The West is unaware that in Islam, a mosque is an embassy and Turkey is acting stealthily, which is why the project is not arousing much alarm,” Shoebat said.
Islam analyst and Atlas Shrugs blogger Pamela Geller agrees. Most Americans don’t know that the plans showcase Turkey’s long-held territorial dream, she said.
The Turks are trying to restore the glory of the Ottoman period. They may be staking a claim to be the leaders of Sunni Islam worldwide, as they were in the days of the last caliphate,” Geller said.
“Erdogan through much deception is fulfilling one of his spiritual mentor’s dreams, Sheik Maulana Nazeem Kibrisi. While Turkey paints its version of Islam to be Sufi, which the West deceitfully believes is moderate, the Sufi scholar was found in Turkish speaking with the fervor of Adolf Hitler,” Shoebat said....

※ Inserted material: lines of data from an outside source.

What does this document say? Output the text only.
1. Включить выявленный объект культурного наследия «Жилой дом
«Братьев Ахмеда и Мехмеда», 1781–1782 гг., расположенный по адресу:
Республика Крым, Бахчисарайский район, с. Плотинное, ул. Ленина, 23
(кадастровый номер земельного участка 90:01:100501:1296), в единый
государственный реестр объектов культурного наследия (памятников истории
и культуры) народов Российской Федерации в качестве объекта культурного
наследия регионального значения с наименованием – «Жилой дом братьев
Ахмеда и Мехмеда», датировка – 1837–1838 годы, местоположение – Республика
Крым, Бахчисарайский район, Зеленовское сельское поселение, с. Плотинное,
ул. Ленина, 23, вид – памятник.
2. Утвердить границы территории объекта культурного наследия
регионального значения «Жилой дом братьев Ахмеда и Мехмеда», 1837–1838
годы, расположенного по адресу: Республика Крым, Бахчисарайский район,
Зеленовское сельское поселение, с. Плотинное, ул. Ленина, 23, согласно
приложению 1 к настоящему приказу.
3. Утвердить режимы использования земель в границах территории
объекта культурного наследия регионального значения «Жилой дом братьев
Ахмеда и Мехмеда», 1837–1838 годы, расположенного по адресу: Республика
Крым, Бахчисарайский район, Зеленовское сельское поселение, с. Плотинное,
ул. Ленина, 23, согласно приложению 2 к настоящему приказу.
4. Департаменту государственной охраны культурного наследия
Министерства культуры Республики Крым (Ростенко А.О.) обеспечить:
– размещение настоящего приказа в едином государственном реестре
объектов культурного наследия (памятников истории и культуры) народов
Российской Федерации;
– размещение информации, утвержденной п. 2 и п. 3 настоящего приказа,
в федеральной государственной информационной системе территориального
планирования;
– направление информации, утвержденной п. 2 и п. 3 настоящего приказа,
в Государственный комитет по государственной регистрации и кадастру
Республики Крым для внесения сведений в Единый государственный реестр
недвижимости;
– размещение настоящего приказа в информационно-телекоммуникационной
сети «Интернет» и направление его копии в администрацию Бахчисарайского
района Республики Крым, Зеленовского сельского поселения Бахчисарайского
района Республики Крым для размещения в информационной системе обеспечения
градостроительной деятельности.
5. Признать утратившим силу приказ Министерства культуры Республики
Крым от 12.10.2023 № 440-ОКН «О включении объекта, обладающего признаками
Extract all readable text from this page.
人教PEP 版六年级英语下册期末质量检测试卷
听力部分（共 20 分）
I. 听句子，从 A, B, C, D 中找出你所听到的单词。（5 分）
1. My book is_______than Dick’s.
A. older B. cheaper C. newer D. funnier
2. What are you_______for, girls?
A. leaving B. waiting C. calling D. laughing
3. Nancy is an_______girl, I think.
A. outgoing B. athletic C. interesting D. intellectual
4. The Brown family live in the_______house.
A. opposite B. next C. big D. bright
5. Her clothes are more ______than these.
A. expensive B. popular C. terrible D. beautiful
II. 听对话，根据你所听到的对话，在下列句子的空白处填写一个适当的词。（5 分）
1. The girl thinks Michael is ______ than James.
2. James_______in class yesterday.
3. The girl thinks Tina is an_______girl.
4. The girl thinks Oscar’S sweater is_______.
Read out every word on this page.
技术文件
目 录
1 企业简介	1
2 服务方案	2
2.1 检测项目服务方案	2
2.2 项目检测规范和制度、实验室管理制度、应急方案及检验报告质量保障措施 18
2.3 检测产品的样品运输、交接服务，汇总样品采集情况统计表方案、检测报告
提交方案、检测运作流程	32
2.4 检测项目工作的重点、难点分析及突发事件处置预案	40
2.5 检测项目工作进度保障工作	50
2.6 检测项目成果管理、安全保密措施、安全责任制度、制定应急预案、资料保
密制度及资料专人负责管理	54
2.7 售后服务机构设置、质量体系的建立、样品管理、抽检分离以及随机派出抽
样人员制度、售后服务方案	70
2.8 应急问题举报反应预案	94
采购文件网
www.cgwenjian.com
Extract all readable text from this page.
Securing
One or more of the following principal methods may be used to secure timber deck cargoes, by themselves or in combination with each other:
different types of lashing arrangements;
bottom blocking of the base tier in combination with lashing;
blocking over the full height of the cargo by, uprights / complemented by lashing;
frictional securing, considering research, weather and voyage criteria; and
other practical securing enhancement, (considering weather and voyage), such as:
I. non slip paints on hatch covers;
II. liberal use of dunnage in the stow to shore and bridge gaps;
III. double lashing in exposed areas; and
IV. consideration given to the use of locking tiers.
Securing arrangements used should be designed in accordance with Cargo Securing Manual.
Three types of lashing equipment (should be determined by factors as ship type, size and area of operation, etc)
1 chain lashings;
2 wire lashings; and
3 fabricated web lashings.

Shoebat said that while the West is putting its attention on Iran’s president, Turkish leadership is filling in the gaps.
“While the West over-focused on Iran’s Ahmadinejad and his aspiration to usher in the Twelfth Imam, the West believed the myth, that Mahdism with it’s messianic aspiration was only restricted to Shia, yet, our two-decade old prediction that Turkey desired to take the realm of Islamdom has now become reality with Mahdism to soon follow,” Shoebat said.
Erdogan’s desire to fulfill Kibrisi’s dream of the ‘rise of the glorious Islam’ is not only some rhetoric by an imam who has gone mad, it is the metamorphosis of Erdogan’s Ottoman dream, which reflects Kibrisi’s Sufi spirit expressed during his victory speech,” Shoebat said.
End quote.

Read more at WND
A little bit of history would help here. This isn't the first time Muslim government officials have tried to stake its authority against the US in the name of Islam. This is very consistent with Muhammad's teaching through the quran and hadiths.

As Christopher Hitchens wrote in "Time" magazine:

America's two main diplomats at the time were John Adams in London and Jefferson in Paris. Together they called upon Ambassador Abdrahaman, the envoy of Tripoli in London, in March 1786. This dignitary mentioned a tariff of three payments--for the ransom of slaves and hostages, for cheap terms of temporary peace and for more costly terms of "perpetual peace." He did not forget to add his own commission as a percentage. Adams and Jefferson asked to know by what right he was exacting these levies. The U.S. had never menaced or quarreled with any of the Muslim powers. As Jefferson later reported to the State Department and Congress, "The Ambassador answered us that it was founded on the Laws of their Prophet, that it was written in their Koran, that all nations who should not have acknowledged their authority were sinners, that it was their right and duty to make war upon them wherever they could be found, and to make slaves of all they could take as Prisoners." – p. 2

Jefferson became President in early 1801, shortly after Yusuf Karamanli, the ruler of Tripoli, unwisely issued an ultimatum to the U.S.: If it did not pay him fresh tribute, he threatened, he would declare war on America. The new Commander in Chief coolly decided to let the ultimatum expire and take the declaration of war at face value. – p. 3

Over the next four years, in what Jefferson laconically described as a "cruise," the new American Navy bombarded the harbors of Algiers, Morocco and Tunisor threatened them with bombardment--until the states gradually agreed to cease cooperating with Karamanli.